Juanito

Personal information
- Full name: Juan Antonio Felipe Gallego
- Date of birth: 24 August 1961 (age 64)
- Place of birth: Madrid, Spain
- Height: 1.74 m (5 ft 9 in)
- Position: Right-back

Youth career
- Real Madrid

Senior career*
- Years: Team / Apps / (Gls)
- 1979–1984: Castilla / 106 / (0)
- 1982–1983: Real Madrid / 1 / (0)
- 1982–1983: → Oviedo (loan) / 38 / (0)
- 1984–1987: Oviedo / 107 / (4)
- 1987–1990: Rayo Vallecano / 60 / (7)
- Total:  / 312 / (11)

International career
- 1981: Spain U19 / 2 / (1)
- 1981–1982: Spain U21 / 4 / (0)
- 1980: Spain U23 / 1 / (0)

= Juanito (footballer, born 1961) =

Spanish footballer

Juan Antonio Felipe Gallego (born 24 August 1961), known as Juanito, is a Spanish former professional footballer who played as a right-back.

==Club career==
Juanito was born in Madrid, being a product of Real Madrid CF's academy. He spent 10 of his 11 seasons as a senior in the Segunda División, starting with Castilla in 1979–80.

On 11 April 1982, Juanito made his only competitive appearance with Real's first team, starting in a 2–1 away win against CD Castellón. Previously, he had helped the reserves to reach the final of the 1979–80 Copa del Rey against the parent club, losing 6–1; they thus qualified for the subsequent edition of the UEFA Cup Winners' Cup, where the player featured in the 3–1 first-round victory over West Ham United and retired at the hour mark with a patella fracture.

Following a one-year loan at Real Oviedo, Juanito signed permanently with the Asturias side in summer 1984. He joined fellow second-tier Rayo Vallecano for the 1987–88 campaign; during his tenure, he experienced both promotion and relegation, shared teams with the likes of Laurie Cunningham and Diego Maradona's brother Hugo and notably scored twice in a 3–3 draw with Castilla on 24 April 1988 (once in his own net).

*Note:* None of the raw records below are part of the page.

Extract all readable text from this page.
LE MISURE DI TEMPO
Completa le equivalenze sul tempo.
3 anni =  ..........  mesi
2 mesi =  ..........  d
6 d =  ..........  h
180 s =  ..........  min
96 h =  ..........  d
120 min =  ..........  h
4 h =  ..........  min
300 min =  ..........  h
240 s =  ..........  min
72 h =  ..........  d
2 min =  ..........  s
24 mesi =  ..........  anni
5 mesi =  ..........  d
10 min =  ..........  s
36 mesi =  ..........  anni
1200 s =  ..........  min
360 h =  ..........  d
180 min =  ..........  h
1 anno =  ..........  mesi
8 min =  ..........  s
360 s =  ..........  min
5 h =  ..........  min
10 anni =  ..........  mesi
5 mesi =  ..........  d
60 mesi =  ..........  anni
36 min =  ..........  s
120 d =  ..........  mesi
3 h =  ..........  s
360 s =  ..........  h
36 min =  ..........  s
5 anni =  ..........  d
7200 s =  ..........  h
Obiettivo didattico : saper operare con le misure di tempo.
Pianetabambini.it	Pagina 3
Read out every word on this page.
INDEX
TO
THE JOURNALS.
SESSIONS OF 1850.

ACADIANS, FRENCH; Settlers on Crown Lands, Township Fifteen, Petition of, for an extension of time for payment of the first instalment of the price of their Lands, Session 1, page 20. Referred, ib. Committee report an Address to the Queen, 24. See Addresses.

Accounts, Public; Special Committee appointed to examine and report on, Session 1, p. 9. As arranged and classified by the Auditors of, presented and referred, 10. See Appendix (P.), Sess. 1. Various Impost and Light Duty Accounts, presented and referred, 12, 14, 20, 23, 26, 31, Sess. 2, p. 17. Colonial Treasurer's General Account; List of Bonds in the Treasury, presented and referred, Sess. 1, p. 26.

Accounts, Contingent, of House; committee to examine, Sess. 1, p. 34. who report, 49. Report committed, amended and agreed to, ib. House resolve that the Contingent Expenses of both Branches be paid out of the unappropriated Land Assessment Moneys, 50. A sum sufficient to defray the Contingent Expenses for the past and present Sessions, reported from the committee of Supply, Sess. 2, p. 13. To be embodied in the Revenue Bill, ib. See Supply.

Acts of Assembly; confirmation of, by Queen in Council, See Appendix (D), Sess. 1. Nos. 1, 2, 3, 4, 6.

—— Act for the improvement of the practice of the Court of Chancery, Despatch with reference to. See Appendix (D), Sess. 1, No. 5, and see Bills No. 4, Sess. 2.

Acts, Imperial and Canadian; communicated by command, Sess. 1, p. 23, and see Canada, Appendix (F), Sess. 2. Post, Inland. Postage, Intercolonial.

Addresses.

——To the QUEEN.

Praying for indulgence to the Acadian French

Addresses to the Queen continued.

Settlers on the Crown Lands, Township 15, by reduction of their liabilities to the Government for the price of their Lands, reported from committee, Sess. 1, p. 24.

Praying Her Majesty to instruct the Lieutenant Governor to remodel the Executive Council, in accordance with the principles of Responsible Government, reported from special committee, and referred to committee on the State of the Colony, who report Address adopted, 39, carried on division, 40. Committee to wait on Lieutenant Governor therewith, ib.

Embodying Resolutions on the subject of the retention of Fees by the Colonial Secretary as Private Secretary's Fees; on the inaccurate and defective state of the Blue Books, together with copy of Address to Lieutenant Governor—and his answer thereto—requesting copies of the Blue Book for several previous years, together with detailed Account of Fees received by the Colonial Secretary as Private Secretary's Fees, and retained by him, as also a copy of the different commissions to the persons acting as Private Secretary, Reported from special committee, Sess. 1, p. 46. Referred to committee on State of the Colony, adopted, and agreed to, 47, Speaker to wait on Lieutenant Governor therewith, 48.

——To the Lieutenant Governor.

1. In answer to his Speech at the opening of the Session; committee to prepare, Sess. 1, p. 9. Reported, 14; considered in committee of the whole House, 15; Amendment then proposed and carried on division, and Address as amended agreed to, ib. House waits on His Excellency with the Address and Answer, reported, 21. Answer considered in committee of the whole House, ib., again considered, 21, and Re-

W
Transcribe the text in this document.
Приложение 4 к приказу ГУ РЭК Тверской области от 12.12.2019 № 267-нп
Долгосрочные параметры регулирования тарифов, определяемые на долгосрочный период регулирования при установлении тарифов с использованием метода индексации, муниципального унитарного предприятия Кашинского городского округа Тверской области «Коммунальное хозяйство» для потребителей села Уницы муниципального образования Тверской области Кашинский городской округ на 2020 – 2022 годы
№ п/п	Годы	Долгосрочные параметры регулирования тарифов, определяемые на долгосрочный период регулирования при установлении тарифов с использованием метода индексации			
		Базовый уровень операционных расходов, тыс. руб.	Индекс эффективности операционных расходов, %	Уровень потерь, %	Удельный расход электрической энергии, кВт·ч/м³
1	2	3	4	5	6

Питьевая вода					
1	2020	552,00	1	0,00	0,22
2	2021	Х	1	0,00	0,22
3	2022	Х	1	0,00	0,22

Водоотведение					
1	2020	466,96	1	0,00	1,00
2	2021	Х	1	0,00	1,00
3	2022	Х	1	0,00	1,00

Juanito retired at the end of 1989–90 aged only 29 due to injuries, with Rayo having finished last. He scored his first goal in the Spanish top flight on 24 September 1989, opening an eventual 1–1 home draw against Oviedo.

==International career==
Juanito represented Spain at the 1980 Summer Olympics held in the Soviet Union, being eliminated at the end of the group stage with three matches and three draws.